People with Down syndrome (DS) develop Alzheimer's disease (AD) at an earlier age of onset than those with sporadic AD. AD neuropathology is typically present in DS by 40years of age with an onset of dementia approximately 10years later. This early onset is due to the overexpression of amyloid precursor protein from the third copy of chromosome 21. Cerebrovascular neuropathology is thought to contribute in 40-60% of cases sporadic AD. However, the vascular contribution to dementia in people with DS has been relatively unexplored. We hypothesised that vascular perfusion is compromised in older adults with DS relative to younger individuals and is further exacerbated in those with dementia.
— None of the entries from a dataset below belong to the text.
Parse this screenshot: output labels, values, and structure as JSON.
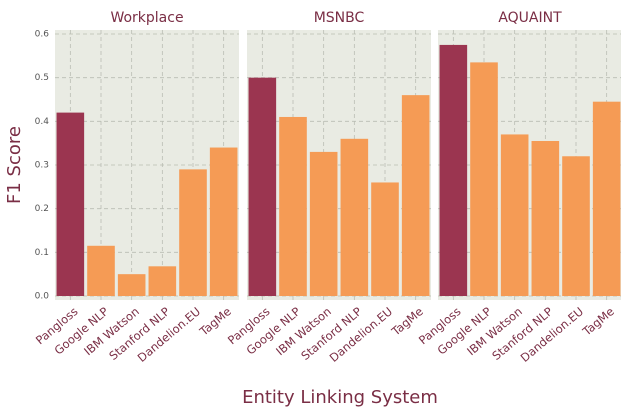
{
  "chart_data": {
    "type": "bar",
    "xlabel": "Entity Linking System",
    "ylabel": "F1 Score",
    "categories": [
      "Pangloss",
      "Google NLP",
      "IBM Watson",
      "Stanford NLP",
      "Dandelion.EU",
      "TagMe"
    ],
    "colors": [
      "#9b3550",
      "#f59b55",
      "#f59b55",
      "#f59b55",
      "#f59b55",
      "#f59b55"
    ],
    "facets": [
      {
        "title": "Workplace",
        "values": [
          0.42,
          0.115,
          0.05,
          0.068,
          0.29,
          0.34
        ]
      },
      {
        "title": "MSNBC",
        "values": [
          0.5,
          0.41,
          0.33,
          0.36,
          0.26,
          0.46
        ]
      },
      {
        "title": "AQUAINT",
        "values": [
          0.575,
          0.535,
          0.37,
          0.355,
          0.32,
          0.445
        ]
      }
    ],
    "ylim": [
      0,
      0.6
    ],
    "yticks": [
      {
        "value": 0,
        "label": "0.0"
      },
      0.1,
      0.2,
      0.3,
      0.4,
      0.5,
      0.6
    ],
    "grid": true
  }
}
Cerebral blood flow (CBF) was measured using pulsed arterial spin labelling in 35 cognitively characterised adults with DS (26-65years). DS participants were also compared with 15 control subjects without DS or dementia (26-65years). Linear regression evaluated the difference in CBF across groups and diagnosis along with assessing the association between CBF and cognitive measures within the DS cohort. Cerebral blood flow was significantly lower among DS participants with probable AD compared with controls (P=0.02) and DS participants with no dementia (P=0.01). Within the DS cohort, CBF was significantly associated with the Severe Impairment Battery (SIB) measure and the Dementia Questionnaire for People with Learning Disabilities (DLD) rating (F3,25 =5.13; P=0.007). Both the SIB (β=0.74; t=2.71; P=0.01) and DLD (β=-0.96; t=-3.87; P<0.001) indicated greater impairment as global CBF decreased. Age was significantly associated with CBF among participants with DS. There was a non-linear effect of age, whereby CBF declined more rapidly after 45years of age. This preliminary study of CBF in DS indicates that cerebrovascular pathology may be a significant contributor to dementia in DS. CBF was associated with diagnosis, cognition and age. Notably, CBF decreases at a greater rate after age 45 and may represent a significant prodromal event in AD progression.